Eggplant is the hidden vegetable in this terrific meaty lasagna; make two, one for now and one for later.
1. Preheat oven to 400 degrees F.
2. Arrange sliced eggplant on a single layer on 2 sheets pans. Spray both sides using cooking spray and season with salt and pepper. Roast the eggplant until it is soft and golden. Turn slices halfway through, about 15 minutes. Let sheet cool on a wire rack.
3. Meanwhile, in a large skillet coated with cooking spray, add beef and cook, stirring occassionally until no longer pink. Add basil, oregano and season with salt and pepper to taste. Cook, stirring occasionally until fragrant, 3 minutes. Remove from heat.

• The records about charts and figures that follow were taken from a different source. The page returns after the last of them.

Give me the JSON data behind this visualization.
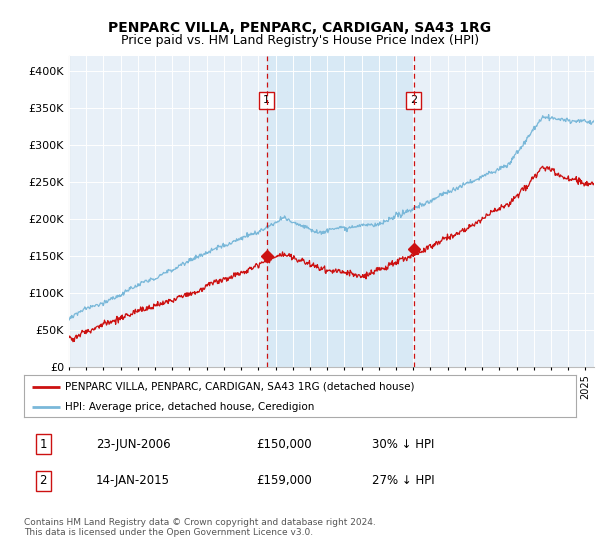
{
  "title": "PENPARC VILLA, PENPARC, CARDIGAN, SA43 1RG",
  "subtitle": "Price paid vs. HM Land Registry's House Price Index (HPI)",
  "xlim_start": 1995.0,
  "xlim_end": 2025.5,
  "ylim": [
    0,
    420000
  ],
  "yticks": [
    0,
    50000,
    100000,
    150000,
    200000,
    250000,
    300000,
    350000,
    400000
  ],
  "ytick_labels": [
    "£0",
    "£50K",
    "£100K",
    "£150K",
    "£200K",
    "£250K",
    "£300K",
    "£350K",
    "£400K"
  ],
  "sale1_date": 2006.48,
  "sale1_price": 150000,
  "sale1_label": "1",
  "sale2_date": 2015.04,
  "sale2_price": 159000,
  "sale2_label": "2",
  "hpi_color": "#7ab8d9",
  "price_color": "#cc1111",
  "vline_color": "#cc1111",
  "shade_color": "#d6e8f5",
  "background_color": "#e8f0f8",
  "legend_label_red": "PENPARC VILLA, PENPARC, CARDIGAN, SA43 1RG (detached house)",
  "legend_label_blue": "HPI: Average price, detached house, Ceredigion",
  "table_row1": [
    "1",
    "23-JUN-2006",
    "£150,000",
    "30% ↓ HPI"
  ],
  "table_row2": [
    "2",
    "14-JAN-2015",
    "£159,000",
    "27% ↓ HPI"
  ],
  "footer": "Contains HM Land Registry data © Crown copyright and database right 2024.\nThis data is licensed under the Open Government Licence v3.0.",
  "title_fontsize": 10,
  "subtitle_fontsize": 9
}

3. Turn oven down to 375 degrees F. Spread 1 cup of sauce in the bottom of an 8 inch baking dish. Top with 2 noodles. Layer with one quarter of the beef, then 1 cup sauce and 1/4 cup Parmesan cheese. Top with 2 more noodles, one quarter of the eggplant, 1 cup sauce and 1/4 cup Parmesan cheese. Repeat layers with the remaining ingredients, reserving the last 1/4 cup Parmesan. Cover lasagna loosely with foil and and bake on top rack until sauce bubbles, 35-40 minutes. (Place a rimmed baking sheet on middle rack to catch any drippings.) Remove lasagna from oven and heat broiler. Sprinkled with reserved Parmesan and broil until cheese is browned and bubbling, 3 minutes. Let cool 20 minutes before slicing.
For second lasagna: Line an 8 inch baking dish with non-stick heavy duty foil allowing several inches to extend over sides. Prepare lasagna as direct above but DO NOT BAKE. Remove lasagna from baking dish by holding edges of foil and lifting out of pan. Fold foil over lasagna and wrap with additional foil, making sure it is tightly sealed to keep air out. Freeze for up to one month.
TO BAKE SECOND LASAGNA: Remove from the freezer. Take out of foil wrap and place in an 8 inch baking dish coated wtih cooking spray. Cover and thaw overnight in the refrigerator. Bake, covered, in a 375 degree oven for about one hour or until heated through and sauce begins to bubble.